Elles sont là, à profiter du soleil pour discuter ensemble assises dans l'herbe. Il y a marraine, Anzhelina, Lorelei, Ondine et Morgane. Je m'avance vers elles d'un pas décidé.

— Tiens, Liz ! m'apostrophe Louise avec un grand sourire. Viens donc te joindre à nous. Nous parlions du BDE et…
— Je ne me joindrai pas à vous, la coupé-je sèchement. Je veux dire, je ne me joindrai plus à vous. Je ne veux plus rien avoir à faire avec vous. Je quitte le club des nymphes.
— Quoi ? s'étonne Lorelei. Mais pourquoi ?

Je ne me donne pas la peine de répondre et tourne les talons avant de perdre le contrôle de rage. J'entends Louise se lever et courir après moi. Une main tente de me retenir. Je me retire violemment de son emprise.

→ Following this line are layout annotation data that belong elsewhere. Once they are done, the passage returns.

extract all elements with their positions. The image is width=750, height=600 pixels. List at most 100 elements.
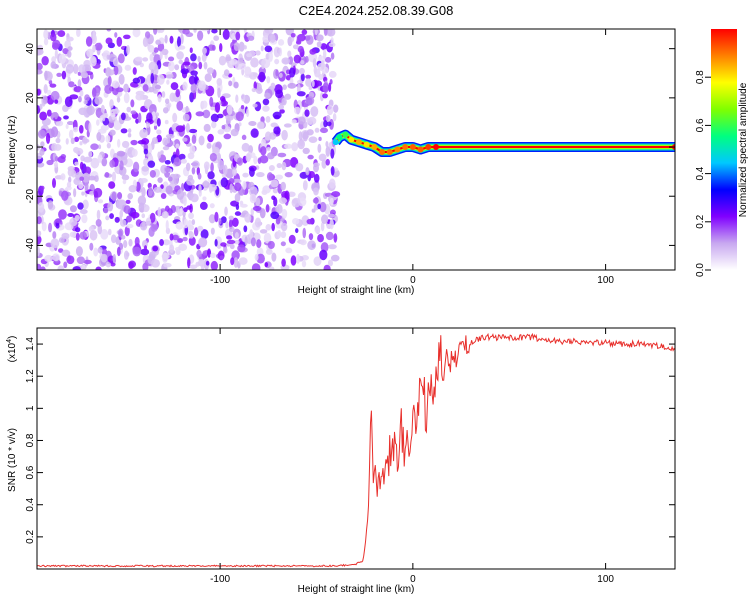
spectrogram-noise-cell — [291, 142, 299, 152]
spectrogram-noise-cell — [269, 132, 277, 140]
y-tick-label: 40 — [25, 43, 36, 55]
spectrogram-track-point — [402, 144, 409, 151]
spectrogram-noise-cell — [172, 112, 178, 123]
spectrogram-noise-cell — [67, 168, 75, 177]
spectrogram-noise-cell — [314, 68, 321, 78]
spectrogram-noise-cell — [111, 171, 117, 182]
spectrogram-noise-cell — [219, 95, 226, 102]
spectrogram-noise-cell — [157, 94, 162, 103]
spectrogram-noise-cell — [46, 159, 54, 166]
y-tick-label: 0 — [25, 144, 36, 150]
spectrogram-noise-cell — [320, 221, 325, 232]
spectrogram-noise-cell — [317, 203, 321, 210]
spectrogram-noise-cell — [77, 202, 84, 210]
spectrogram-noise-cell — [141, 137, 150, 145]
spectrogram-noise-cell — [78, 181, 84, 190]
spectrogram-noise-cell — [306, 129, 314, 136]
spectrogram-noise-cell — [198, 80, 206, 92]
spectrogram-noise-cell — [103, 207, 109, 214]
spectrogram-noise-cell — [261, 138, 266, 146]
spectrogram-noise-cell — [209, 96, 214, 107]
spectrogram-noise-cell — [316, 41, 322, 48]
spectrogram-noise-cell — [224, 206, 228, 216]
spectrogram-noise-cell — [109, 129, 116, 136]
spectrogram-noise-cell — [123, 240, 128, 249]
spectrogram-noise-cell — [229, 183, 234, 194]
spectrogram-noise-cell — [92, 30, 96, 41]
spectrogram-noise-cell — [281, 97, 287, 106]
spectrogram-noise-cell — [281, 208, 288, 219]
spectrogram-noise-cell — [157, 206, 162, 218]
spectrogram-noise-cell — [249, 229, 254, 240]
spectrogram-noise-cell — [169, 233, 174, 241]
spectrogram-noise-cell — [63, 261, 68, 269]
spectrogram-noise-cell — [207, 171, 215, 180]
spectrogram-noise-cell — [61, 249, 71, 257]
spectrogram-noise-cell — [314, 127, 320, 133]
spectrogram-noise-cell — [140, 248, 150, 256]
spectrogram-noise-cell — [113, 65, 119, 76]
spectrogram-noise-cell — [40, 215, 44, 225]
spectrogram-noise-cell — [159, 208, 167, 213]
spectrogram-noise-cell — [206, 142, 212, 149]
spectrogram-noise-cell — [187, 219, 192, 228]
spectrogram-noise-cell — [97, 144, 102, 150]
spectrogram-noise-cell — [178, 153, 186, 160]
spectrogram-noise-cell — [164, 119, 169, 125]
spectrogram-noise-cell — [123, 92, 130, 104]
spectrogram-panel: -100 0 100 -40 -20 0 20 40 Height of straight l… — [7, 28, 676, 296]
spectrogram-noise-cell — [233, 81, 239, 89]
spectrogram-noise-cell — [203, 123, 211, 133]
spectrogram-noise-cell — [290, 32, 296, 38]
spectrogram-noise-cell — [249, 193, 257, 204]
x-tick-label: 0 — [410, 275, 416, 286]
spectrogram-noise-cell — [242, 180, 247, 190]
spectrogram-noise-cell — [109, 213, 114, 219]
spectrogram-noise-cell — [182, 137, 188, 142]
spectrogram-noise-cell — [326, 104, 334, 116]
spectrogram-noise-cell — [132, 67, 137, 75]
spectrogram-noise-cell — [170, 82, 179, 91]
spectrogram-noise-cell — [181, 182, 185, 192]
spectrogram-noise-cell — [53, 161, 59, 168]
spectrogram-noise-cell — [161, 252, 170, 260]
spectrogram-noise-cell — [217, 87, 221, 98]
spectrogram-noise-cell — [307, 154, 314, 160]
spectrogram-noise-cell — [300, 73, 305, 82]
spectrogram-noise-cell — [320, 127, 329, 134]
figure-title: C2E4.2024.252.08.39.G08 — [299, 3, 454, 18]
spectrogram-noise-cell — [81, 264, 87, 270]
spectrogram-noise-cell — [112, 87, 119, 96]
spectrogram-noise-cell — [154, 64, 159, 76]
spectrogram-noise-cell — [208, 214, 216, 224]
colorbar-tick-label: 0.4 — [695, 166, 706, 180]
spectrogram-noise-cell — [238, 41, 245, 52]
spectrogram-noise-cell — [175, 143, 180, 149]
spectrogram-noise-cell — [198, 258, 205, 267]
spectrogram-noise-cell — [264, 262, 269, 268]
spectrogram-noise-cell — [281, 129, 288, 141]
spectrogram-noise-cell — [319, 249, 328, 261]
spectrogram-noise-cell — [188, 231, 194, 239]
spectrogram-noise-cell — [293, 54, 302, 64]
spectrogram-noise-cell — [88, 122, 92, 133]
spectrogram-noise-cell — [214, 239, 218, 247]
spectrogram-noise-cell — [37, 246, 41, 257]
spectrogram-noise-cell — [62, 47, 69, 55]
spectrogram-noise-cell — [306, 218, 314, 225]
spectrogram-noise-cell — [329, 218, 334, 230]
spectrogram-noise-cell — [130, 99, 135, 108]
spectrogram-noise-cell — [66, 181, 72, 188]
spectrogram-noise-cell — [100, 229, 109, 240]
spectrogram-noise-cell — [148, 86, 155, 93]
spectrogram-noise-cell — [160, 184, 164, 190]
spectrogram-noise-cell — [305, 74, 312, 79]
spectrogram-noise-cell — [235, 31, 241, 41]
spectrogram-noise-cell — [44, 254, 53, 263]
spectrogram-noise-cell — [157, 177, 163, 184]
spectrogram-noise-cell — [65, 138, 69, 145]
spectrogram-noise-cell — [55, 137, 61, 144]
spectrogram-noise-cell — [67, 213, 75, 218]
spectrogram-noise-cell — [37, 202, 45, 213]
spectrogram-noise-cell — [202, 109, 211, 119]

— Attends, fillote, tente Louise. Qu'est-ce qu'il se passe ?
— Ne m'appelle plus jamais « fillote », craché-je.
— Liz, parle-moi, insiste-t-elle.
— Ne m'appelle pas non plus « Liz ». Et ne fais pas semblant de t'intéresser à moi, c'est bien trop tard !
— Liz… supplie-t-elle. Dis-moi ce qui se passe.
— Il est parti, fonds-je en larmes. Voilà, vous êtes contentes, j'espère ! Vous lui avez fait quitter l'école pour de bon. Idriss est parti et m'a laissée seule. Tout est de votre faute.
— Il t'a laissée ? Tu veux dire que vous sortiez ensemble ? Je l'ignorais.
— Bien sûr que tu l'ignorais ! hurlé-je. Tu étais bien trop préoccupée par ton fichu club pour t'intéresser à ce que je faisais. Combien de fois as-tu promis qu'on passerait un moment ensemble pour finalement annuler au dernier moment ? Non, tout était plus important que de t'intéresser à ta filleule, alors bien sûr que tu l'ignorais. Tu n'en avais rien à faire de moi. Maintenant, c'est trop tard. Laisse-moi tranquille !

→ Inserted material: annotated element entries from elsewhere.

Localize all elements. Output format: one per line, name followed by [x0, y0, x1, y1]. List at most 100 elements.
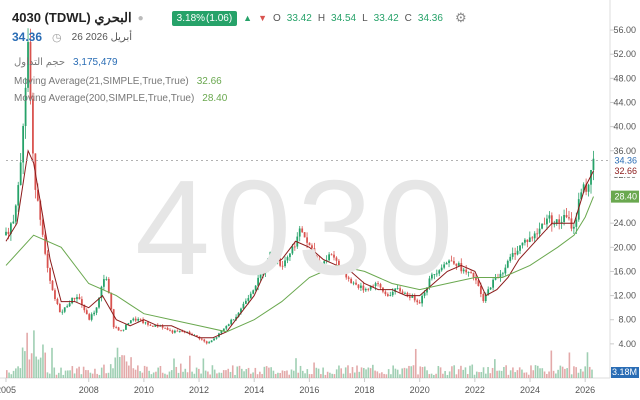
candle-body: [536, 233, 539, 235]
candle-body: [315, 256, 318, 261]
volume-bar: [48, 373, 51, 378]
volume-bar: [261, 373, 263, 378]
volume-bar: [94, 368, 96, 378]
volume-bar: [588, 366, 591, 378]
volume-bar: [229, 371, 232, 378]
volume-bar: [231, 365, 234, 378]
volume-bar: [256, 374, 259, 378]
volume-bar: [582, 371, 584, 378]
volume-bar: [473, 374, 476, 378]
candle-body: [421, 295, 424, 304]
candle-body: [303, 232, 306, 238]
candle-body: [572, 226, 575, 229]
volume-bar: [55, 374, 58, 378]
volume-bar: [225, 370, 227, 378]
volume-bar: [532, 370, 535, 378]
exchange-code: (TDWL): [44, 10, 91, 25]
candle-body: [230, 319, 233, 325]
volume-bar: [218, 372, 220, 378]
volume-bar: [376, 371, 379, 378]
volume-bar: [408, 365, 410, 378]
volume-bar: [204, 370, 207, 378]
volume-bar: [286, 370, 288, 378]
volume-bar: [89, 372, 92, 378]
candle-body: [391, 291, 394, 296]
y-tick-label: 16.00: [613, 266, 636, 276]
candle-body: [63, 307, 66, 312]
candle-body: [284, 260, 286, 267]
legend-volume: حجم التداول 3,175,479: [14, 57, 118, 68]
volume-bar: [157, 367, 159, 378]
candle-body: [44, 234, 47, 254]
volume-bar: [543, 371, 546, 378]
candle-body: [29, 42, 32, 99]
volume-bar: [193, 373, 196, 378]
candle-body: [509, 256, 512, 261]
candle-body: [455, 263, 458, 266]
volume-bar: [139, 371, 141, 378]
volume-bar: [568, 352, 571, 378]
candle-body: [5, 231, 7, 236]
volume-bar: [85, 370, 87, 378]
volume-bar: [591, 369, 593, 378]
volume-value: 3,175,479: [73, 57, 118, 68]
last-price-tag: 34.36: [614, 156, 637, 166]
volume-bar: [51, 347, 53, 378]
volume-bar: [442, 373, 444, 378]
last-price-tag-bg: [611, 154, 639, 167]
volume-bar: [46, 372, 49, 378]
x-tick-label: 2026: [575, 385, 595, 395]
volume-bar: [369, 368, 372, 378]
volume-bar: [435, 373, 437, 378]
candle-body: [144, 322, 147, 324]
x-tick-label: 2020: [410, 385, 430, 395]
volume-bar: [146, 366, 148, 378]
volume-bar: [460, 365, 462, 378]
volume-bar: [184, 368, 187, 378]
candle-body: [457, 263, 460, 266]
volume-bar: [555, 373, 557, 378]
candle-body: [66, 306, 69, 308]
volume-bar: [118, 356, 121, 378]
volume-bar: [496, 370, 498, 378]
candle-body: [489, 287, 492, 290]
volume-bar: [448, 371, 451, 378]
candle-body: [413, 295, 416, 301]
volume-bar: [536, 365, 539, 378]
volume-bar: [579, 368, 582, 378]
volume-bar: [462, 369, 465, 378]
volume-bar: [344, 367, 347, 378]
volume-bar: [207, 371, 209, 378]
ma21-line: [5, 149, 594, 339]
volume-bar: [521, 369, 523, 378]
volume-bar: [222, 370, 225, 378]
volume-bar: [505, 365, 507, 378]
volume-bar: [148, 370, 150, 378]
candle-body: [347, 277, 350, 279]
volume-bar: [73, 373, 76, 378]
x-tick-label: 2018: [355, 385, 375, 395]
change-absolute: (1.06): [206, 12, 233, 24]
candle-body: [563, 215, 565, 222]
gear-icon[interactable]: ⚙: [454, 10, 467, 25]
volume-bar: [200, 373, 202, 378]
candle-body: [521, 242, 524, 246]
volume-bar: [213, 369, 216, 378]
candle-body: [541, 223, 543, 229]
candle-body: [107, 278, 110, 294]
candle-body: [235, 316, 237, 320]
volume-bar: [566, 368, 568, 378]
x-tick-label: 2022: [465, 385, 485, 395]
volume-bar: [105, 373, 108, 378]
volume-bar: [525, 372, 528, 378]
volume-bar: [351, 367, 354, 378]
candle-body: [215, 337, 218, 339]
ma200-value: 28.40: [202, 93, 228, 104]
candle-body: [423, 292, 426, 296]
volume-bar: [509, 370, 512, 378]
volume-bar: [430, 373, 433, 378]
candle-body: [499, 273, 502, 279]
volume-bar: [37, 359, 40, 378]
candle-body: [477, 280, 480, 287]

Elle balbutie quelques mots, tente de se justifier, mais tout ce qu'elle pourrait me dire ne pourra pas atténuer ma peine. Elle sait bien que j'ai raison. Idriss m'avait surnommé son « petit cygne » car je n'arrêtais pas d'écouter Le lac des cygnes de Tchaïkovski à la maison. Aujourd'hui le cygne prend son envol et se détache des maudites griffes de Louise Leonne.